Il primo Centro di eccellenza italiano per la formazione di piloti di droni sarà localizzato a Napoli nella sede di Città della Scienza. Il progetto è frutto dell’accordo siglato dal Distretto Aerospaziale della Campania (Dac) e dal Rina, gruppo multinazionale di certificazione attivo in più di settanta Paesi. Il Centro si occuperà di formazione avanzata con corsi per operazioni dedicate all’impiego dei droni in spazi confinati (stabilimenti industriali, infrastrutture coperte), e in aree urbane, rurali o naturali.
«Questo accordo è fondamentale per il rafforzamento delle competenze nel settore dei droni – dichiara Luigi Carrino, presidente del Dac -. Con il supporto di Rina, possiamo garantire una formazione all’avanguardia, rispondendo a un mercato in continua evoluzione e generando nuove opportunità economiche e tecnologiche. Questo progetto –aggiunge Carrino – assume anche un particolare significato sociale grazie all’impegno congiunto di Dac e Rina per destinare alle attività formative un bene confiscato alla camorra, grazie alla convenzione con Agrorinasce, trasformandolo in uno spazio di innovazione e legalità». «La nostra missione è promuovere l’innovazione e definire standard globali nel settore aerospaziale – aggiunge Antonio de Lorenzo, Drone Inspections Product Manager RINA -. Questo centro eleva la qualità della formazione e contribuisce a creare un ecosistema più sicuro e interconnesso per l’impiego dei droni».

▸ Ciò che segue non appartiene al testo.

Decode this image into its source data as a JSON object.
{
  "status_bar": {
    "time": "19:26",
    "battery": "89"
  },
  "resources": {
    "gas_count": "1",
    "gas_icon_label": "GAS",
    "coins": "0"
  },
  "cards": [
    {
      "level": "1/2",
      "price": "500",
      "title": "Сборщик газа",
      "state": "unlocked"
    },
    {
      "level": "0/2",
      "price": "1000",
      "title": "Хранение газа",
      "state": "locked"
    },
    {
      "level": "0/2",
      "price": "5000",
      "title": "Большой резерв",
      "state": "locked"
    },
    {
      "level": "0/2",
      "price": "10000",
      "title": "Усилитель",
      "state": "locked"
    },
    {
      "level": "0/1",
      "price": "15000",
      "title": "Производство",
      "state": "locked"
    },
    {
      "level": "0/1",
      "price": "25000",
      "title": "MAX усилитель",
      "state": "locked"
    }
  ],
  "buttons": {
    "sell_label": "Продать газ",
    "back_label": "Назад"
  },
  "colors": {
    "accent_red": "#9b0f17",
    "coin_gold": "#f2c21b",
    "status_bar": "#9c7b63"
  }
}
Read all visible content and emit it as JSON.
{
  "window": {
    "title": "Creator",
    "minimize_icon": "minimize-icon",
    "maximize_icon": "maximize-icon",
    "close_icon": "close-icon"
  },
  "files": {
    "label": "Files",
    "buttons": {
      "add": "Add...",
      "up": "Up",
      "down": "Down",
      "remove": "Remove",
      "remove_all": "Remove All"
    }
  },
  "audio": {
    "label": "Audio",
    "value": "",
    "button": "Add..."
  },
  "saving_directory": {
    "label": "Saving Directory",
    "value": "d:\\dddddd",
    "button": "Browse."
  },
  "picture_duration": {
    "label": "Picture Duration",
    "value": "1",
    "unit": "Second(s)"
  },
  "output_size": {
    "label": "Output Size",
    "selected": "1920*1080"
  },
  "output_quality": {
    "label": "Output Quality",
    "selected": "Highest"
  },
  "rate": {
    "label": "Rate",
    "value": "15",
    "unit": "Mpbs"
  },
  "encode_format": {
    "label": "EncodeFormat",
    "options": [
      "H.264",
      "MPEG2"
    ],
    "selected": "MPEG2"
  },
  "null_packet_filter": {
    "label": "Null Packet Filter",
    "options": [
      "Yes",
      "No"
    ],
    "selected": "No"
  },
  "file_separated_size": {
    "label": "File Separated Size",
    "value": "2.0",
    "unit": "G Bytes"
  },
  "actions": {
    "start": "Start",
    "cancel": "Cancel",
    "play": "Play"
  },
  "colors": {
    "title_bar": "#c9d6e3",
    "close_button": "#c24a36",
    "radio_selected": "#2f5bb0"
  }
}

L’accordo prevede anche attività congiunte per lo sviluppo della mobilità aerea avanzata: dal design di corridoi aerei per droni taxi alla certificazione di infrastrutture come i “Vertiporti”.
Tra i corsi offerti figurano “Certificazione Open A1-A3: operazioni di base per UAS”, “Open A2: operazioni complesse in ambienti regolamentati”, Corso “STS Europeo: scenari predefiniti secondo normativa UE”, Introduzione al “SORA: analisi del rischio per operazioni specifiche”. E ancora: “CRM avanzato: gestione delle risorse dell’equipaggio per droni”, “Comunicazione Aeronautica: procedure e interfacce operative”.
Gli istruttori, qualificati secondo i requisiti RINA, guideranno attività teoriche e pratiche, incluse sessioni per la formazione di nuovi istruttori. Le prove di volo si svolgeranno in un campo abilitato, in condizioni operative reali. Il percorso formativo preparerà operatori e tecnici capaci di operare in diversi ambiti strategici, da quello delle ispezioni energetiche, al monitoraggio infrastrutturale (strade, ferrovie, opere civili); piloti di droni che si occuperanno di agricoltura di precisione e sostenibilità agricola, monitoraggio ambientale avanzato, dissesto idrogeologico, soccorso in emergenze. Oppure di digitalizzazione del patrimonio culturale (Digital Twin, BIM), sorveglianza avanzata e sicurezza urbana.